Por fortuna, Fabio, la novela no lo abandona a él. Algunos críticos le han acusado de falta de ambición por esta su última novela. Entiendo que lo acusan de no querer escribir La montaña mágica, competir con Proust o haber renunciado a esa entelequia tan divertida que es La gran novela sobre Barcelona, trasunto de La gran novela americana, que todo escritor barcelonés, sin distinción de lenguas, desea escribir - si no está ya escrita, véase La verdad sobre el caso Savolta, del propio Mendoza o Si te dicen que caí, de Juan Marsé, o El dia que va morir Marilyn, de Terenci Moix.
Sí, tal vez Mendoza ha sido poco ambicioso, con esta novelita, pero celebro que haya recuperado su parte más lúdica, pues él es eso, un magister ludi, y en la anterior novela, Mauricio o las elecciones primarias, se adivinaba la ambición y la desgana, y el aburrimiento es el peor enemigo de la ficción - y de la vida.
Nada de aburrimiento encontramos en la última ¿novela? de Mendoza, desde el delicioso párrafo inicial, " Que los dioses te guarden, Fabio, de esta plaga, pues de todas las formas de purificar el cuerpo que el hado nos envía, la diarrea es la más pertinaz y diligente.", hasta la precuela de los evangelios que supone la trama - podría llamarse "El evangelio según Pomponio"-, a la entrañable relación entre Pomponio y el niño Jesús, y a esas perlas Mendozianas de humor de finísima ironía, cuando el tribuno Apio Pulcro declara "Mi obligación es hacer cumplir la ley, no conocerla".
Desde el recurso a la literatura epistolar, a la manera de las cartas de Plinio el joven, o las que Quinto Tulio Cicerón le envió a su hermano Marco para aconsejarle cómo lograr el consulado, hasta el deux ex machina final; o la aparición de otro personaje estrella del cine bíblico.

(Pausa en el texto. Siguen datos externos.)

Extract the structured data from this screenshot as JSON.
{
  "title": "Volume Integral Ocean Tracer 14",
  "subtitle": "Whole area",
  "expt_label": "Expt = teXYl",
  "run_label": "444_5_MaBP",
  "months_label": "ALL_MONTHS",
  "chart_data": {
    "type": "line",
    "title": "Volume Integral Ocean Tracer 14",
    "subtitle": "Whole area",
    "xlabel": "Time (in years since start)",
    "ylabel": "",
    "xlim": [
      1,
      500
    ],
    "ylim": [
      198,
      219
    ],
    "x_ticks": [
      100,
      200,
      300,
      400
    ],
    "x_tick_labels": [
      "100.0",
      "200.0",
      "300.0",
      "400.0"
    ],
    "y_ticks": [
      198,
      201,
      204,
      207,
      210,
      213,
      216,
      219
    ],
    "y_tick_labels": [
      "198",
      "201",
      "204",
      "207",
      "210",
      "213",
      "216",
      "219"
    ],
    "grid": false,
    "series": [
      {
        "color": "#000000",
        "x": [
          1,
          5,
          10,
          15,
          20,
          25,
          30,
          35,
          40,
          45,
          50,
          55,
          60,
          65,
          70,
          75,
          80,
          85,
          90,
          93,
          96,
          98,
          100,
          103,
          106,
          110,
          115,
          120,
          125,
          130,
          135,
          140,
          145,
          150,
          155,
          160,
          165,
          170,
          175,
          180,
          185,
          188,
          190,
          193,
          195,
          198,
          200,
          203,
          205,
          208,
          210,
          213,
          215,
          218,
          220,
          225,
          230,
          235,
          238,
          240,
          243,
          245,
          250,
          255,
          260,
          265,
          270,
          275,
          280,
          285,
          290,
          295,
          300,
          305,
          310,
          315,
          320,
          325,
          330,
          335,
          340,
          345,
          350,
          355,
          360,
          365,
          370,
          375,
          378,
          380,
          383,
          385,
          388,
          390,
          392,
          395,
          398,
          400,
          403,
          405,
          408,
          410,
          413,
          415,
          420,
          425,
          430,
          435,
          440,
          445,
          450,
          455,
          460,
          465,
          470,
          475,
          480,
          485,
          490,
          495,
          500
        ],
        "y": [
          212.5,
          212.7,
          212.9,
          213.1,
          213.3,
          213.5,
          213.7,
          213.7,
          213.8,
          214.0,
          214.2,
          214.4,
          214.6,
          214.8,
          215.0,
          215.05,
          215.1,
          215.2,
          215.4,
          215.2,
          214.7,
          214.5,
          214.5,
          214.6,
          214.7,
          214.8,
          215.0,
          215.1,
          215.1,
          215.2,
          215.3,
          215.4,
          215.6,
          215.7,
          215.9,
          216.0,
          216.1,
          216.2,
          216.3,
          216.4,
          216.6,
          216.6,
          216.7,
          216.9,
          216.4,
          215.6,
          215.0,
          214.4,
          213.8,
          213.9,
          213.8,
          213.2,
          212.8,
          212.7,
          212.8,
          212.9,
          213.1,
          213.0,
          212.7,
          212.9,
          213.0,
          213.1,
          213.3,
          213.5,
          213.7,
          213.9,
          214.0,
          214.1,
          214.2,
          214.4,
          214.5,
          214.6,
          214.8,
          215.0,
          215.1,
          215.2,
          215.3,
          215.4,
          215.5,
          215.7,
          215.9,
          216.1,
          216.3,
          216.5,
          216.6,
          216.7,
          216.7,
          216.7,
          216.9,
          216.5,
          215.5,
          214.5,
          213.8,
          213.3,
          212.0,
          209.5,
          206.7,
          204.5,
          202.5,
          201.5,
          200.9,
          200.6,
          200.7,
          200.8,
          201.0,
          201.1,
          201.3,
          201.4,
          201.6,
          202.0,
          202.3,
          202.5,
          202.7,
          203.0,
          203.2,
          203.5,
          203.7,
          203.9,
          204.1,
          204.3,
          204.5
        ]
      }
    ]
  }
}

Todo es fiesta en esta novela de Mendoza, con diferentes niveles de lectura, capaz de contentar a paladares diversos.
Quizá no será una obra perdurable, ni cambiará el curso de la novela, pero siendo Mendoza alguien que ha perdido la fe en tan noble y camaleónica señora, una especie de filósofo descreído y desclasado, como su, pese a todo, competente Pomponio ¿no deberíamos perdonarle todo eso y agradecerle el buen rato que nos ha hecho pasar?